First I asked, What Does Farm To Table Mean To Me? and tried to bring forward the many reasons why you should start thinking about the sources of your food.
- The safety of your food
- How food is grown and harvested
- How food is stored and transported
- How food is processed and packaged
- How food is advertised and sold
- Where your food comes from
- How animals are treated
- What chemicals are used for fertilizer
- What antibiotics or steroids are added
- How foods are genetically modified
- The nutritional value of foods
- The rising cost of food
- How a farm contributes to, or takes from the earth
Showing concern for any of these reasons may make you a locavore, someone who eats locally. Perhaps you’ve come to realize that sustainable food will have less impact on future generations.
No matter which of these reasons have changed your thinking, the effect becomes the choices that you put on your plate. These decisions affect you and your family.
However, your food decisions reach far beyond your own kitchen and the people who eat there. The choices you make can mean the health of our local farmers, or the growth of corporations and the decline of groups that actually grow the food.
Fair Trade simply means that the actual producer of the item is compensated fairly. This is the type of trade that give farmers a path from poverty by guaranteeing fair prices and the sustainability of their farms. This, in turn gives producers the opportunity to invest in their communities.
Fair Trade Facts and Principles:
- A Fair Price – a guaranteed minimum price on their goods.
- Fair Labor Conditions – a safe workplace, no child labor…
- Direct trade – reducing the middle man effect on profits
- Democratic organizations – farmers collectively decide
- Community development – helps build schools, hospitals, education
- Environmental sustainability – no harmful chemicals or GMOs
Since your food vote is counted with your food dollars, every time you see the fair trade logo you can be assured that your dollars are going to the people who actually did the work to bring that item to your home.
Fair Trade USA talks about voting with your dollars in this 1:30 video:
Here’s a simple comparison. If you buy broccoli at the local supermarket that is from a far away country, think about how many people are getting a “cut”. Once planted, watered, cared for, harvested and packaged, it leaves the farm. There’s a shipping company, a distributor, a central warehouse, then transport to your store who must make a profit as well. What tiny part of the selling price actually goes to the farmer?
Or, buy your broccoli at the local farmers market. You hand 100 percent of the dollars for the broccoli to the guy that grew and picked the broccoli. That’s fair trade.

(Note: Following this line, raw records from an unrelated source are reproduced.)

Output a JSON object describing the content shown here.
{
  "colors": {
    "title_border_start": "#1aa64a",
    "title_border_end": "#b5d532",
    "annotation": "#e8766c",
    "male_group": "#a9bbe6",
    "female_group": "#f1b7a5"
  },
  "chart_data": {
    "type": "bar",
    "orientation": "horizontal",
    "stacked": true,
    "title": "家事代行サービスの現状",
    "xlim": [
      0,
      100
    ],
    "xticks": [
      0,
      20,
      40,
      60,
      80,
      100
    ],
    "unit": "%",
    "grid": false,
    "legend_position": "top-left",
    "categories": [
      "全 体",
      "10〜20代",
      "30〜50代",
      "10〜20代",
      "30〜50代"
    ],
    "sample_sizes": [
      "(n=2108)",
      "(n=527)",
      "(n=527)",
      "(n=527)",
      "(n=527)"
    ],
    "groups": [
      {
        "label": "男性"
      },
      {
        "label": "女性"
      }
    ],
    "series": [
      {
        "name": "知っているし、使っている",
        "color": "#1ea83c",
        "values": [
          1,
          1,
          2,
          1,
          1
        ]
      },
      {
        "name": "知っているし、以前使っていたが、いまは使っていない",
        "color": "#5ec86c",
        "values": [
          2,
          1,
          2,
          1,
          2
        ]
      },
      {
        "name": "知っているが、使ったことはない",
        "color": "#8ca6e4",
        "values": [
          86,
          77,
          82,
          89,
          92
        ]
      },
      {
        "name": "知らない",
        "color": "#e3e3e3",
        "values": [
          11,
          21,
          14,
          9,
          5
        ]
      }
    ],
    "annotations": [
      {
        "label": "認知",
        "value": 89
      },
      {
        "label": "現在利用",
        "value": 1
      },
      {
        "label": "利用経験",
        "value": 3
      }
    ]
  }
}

This becomes harder to track if you’re buying international goods. The smaller your foodshed, the more likely you are to be practicing fair trade purchasing already.

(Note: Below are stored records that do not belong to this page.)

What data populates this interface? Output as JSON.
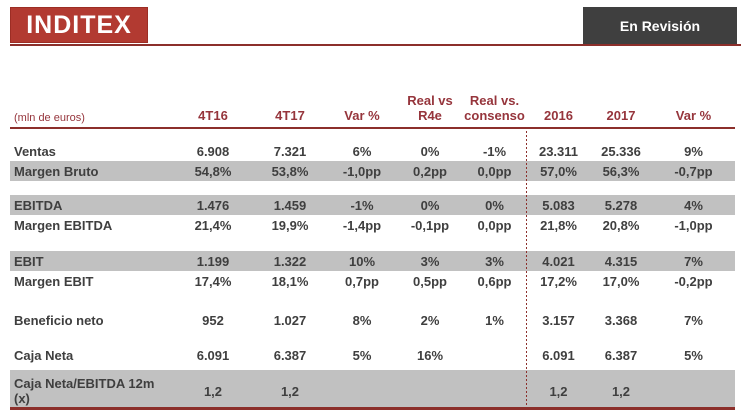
{
  "brand": {
    "logo_text": "INDITEX"
  },
  "badge": {
    "label": "En Revisión"
  },
  "colors": {
    "logo_red": "#b23a31",
    "rule_red": "#8c2f2b",
    "header_text_red": "#96353c",
    "shaded_row_gray": "#c1c1c1",
    "badge_gray": "#3f3f3f",
    "body_text": "#3f3f3f"
  },
  "table": {
    "unit_label": "(mln de euros)",
    "columns": [
      "4T16",
      "4T17",
      "Var %",
      "Real vs\nR4e",
      "Real vs.\nconsenso",
      "2016",
      "2017",
      "Var %"
    ],
    "rows": [
      {
        "label": "Ventas",
        "values": [
          "6.908",
          "7.321",
          "6%",
          "0%",
          "-1%",
          "23.311",
          "25.336",
          "9%"
        ]
      },
      {
        "label": "Margen Bruto",
        "values": [
          "54,8%",
          "53,8%",
          "-1,0pp",
          "0,2pp",
          "0,0pp",
          "57,0%",
          "56,3%",
          "-0,7pp"
        ]
      },
      {
        "label": "EBITDA",
        "values": [
          "1.476",
          "1.459",
          "-1%",
          "0%",
          "0%",
          "5.083",
          "5.278",
          "4%"
        ]
      },
      {
        "label": "Margen EBITDA",
        "values": [
          "21,4%",
          "19,9%",
          "-1,4pp",
          "-0,1pp",
          "0,0pp",
          "21,8%",
          "20,8%",
          "-1,0pp"
        ]
      },
      {
        "label": "EBIT",
        "values": [
          "1.199",
          "1.322",
          "10%",
          "3%",
          "3%",
          "4.021",
          "4.315",
          "7%"
        ]
      },
      {
        "label": "Margen EBIT",
        "values": [
          "17,4%",
          "18,1%",
          "0,7pp",
          "0,5pp",
          "0,6pp",
          "17,2%",
          "17,0%",
          "-0,2pp"
        ]
      },
      {
        "label": "Beneficio neto",
        "values": [
          "952",
          "1.027",
          "8%",
          "2%",
          "1%",
          "3.157",
          "3.368",
          "7%"
        ]
      },
      {
        "label": "Caja Neta",
        "values": [
          "6.091",
          "6.387",
          "5%",
          "16%",
          "",
          "6.091",
          "6.387",
          "5%"
        ]
      },
      {
        "label": "Caja Neta/EBITDA 12m (x)",
        "values": [
          "1,2",
          "1,2",
          "",
          "",
          "",
          "1,2",
          "1,2",
          ""
        ]
      }
    ]
  }
}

Is this just another “foodie” catch phrase or do you really have concern for the well-being of the farmers who grow your food? Do you think they use “Fair Trade” as an excuse to make things more expensive? Please comment below:
This is my 4th summer getting my Christmas package every week from my CSA farmer, what a treat it has been. It begins again next week. I have to go to the farm in winter to get the eggs but well worth it . I am also able to get chickens and pork at various times. The chickens don’t have legs that break at the slightest touch and the pork is marbled so it doesn’t taste like sawdust.
Georgie
Hey Georgie!
Some people don’t think better food is worth the effort. I know it takes more effort to actually go to the farm for your eggs, but I think it’s always worth it. By the way, these are the people who spend hundreds per month on their car payment, but an extra mile or dollar for eggs is too much.
Then, apply good cooking methods to superior ingredients and you’re really eating well!

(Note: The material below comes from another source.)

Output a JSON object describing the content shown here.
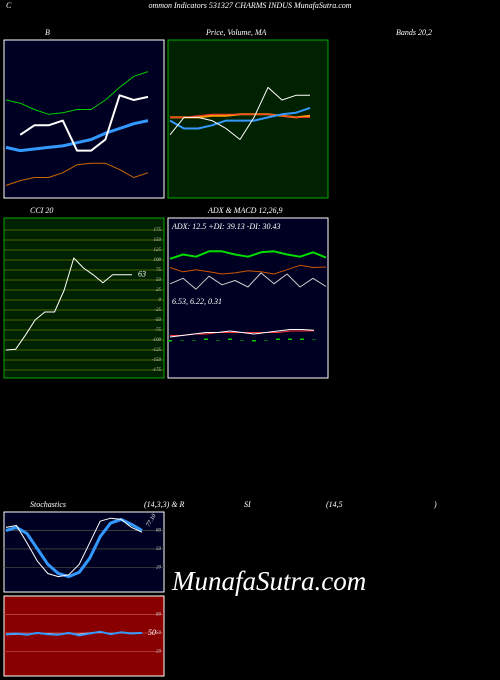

Very important to practice Fair Trade,,since it has so much to do with local farming efforts. Just like not buying products from China,,,better to support local farming and know where your food comes from. You have some control over the food source this way,,and the local farmer knows his efforts are being supported by local consumers. Everybody wins !!
You’ve summed it up perfectly, Wayne. The farmers market holds better health for you, your community, AND your farmer.
While I agree that to be a locavore is desirable, I can’t help but remember my days living in the Upper Peninsula of Michigan. Unless you had a large freezer (we didn’t) or canned (my culinary skills were practically non-existent), one could only be a locavore for a couple of short months. Most fruits did not have enough time to grow (except raspberries). However, if you were a heavy into being a carnivore and could afford the equipment (rifle, ammo, compound bow, arrows, traps, etc.) you could eat well locally. Neither my spouse nor I, though, were hunters. If we wanted to eat, it was from non-local foods. I’m sure there are a large number of other areas (Rockies, the NE, for example) that have very short growing seasons.
That’s an excellent point, Terri. You can only eat local when things are growing locally. Or, you can freeze or can fresh items for the winter. That’s how those early “Yuppers” did it. These concepts of eating locally are a goal to pursue, an ideal. I don’t want people who live in the Rockies to starve! If you can’t find local, perhaps you can find regional, or even just US. But, international produce is where I draw the line.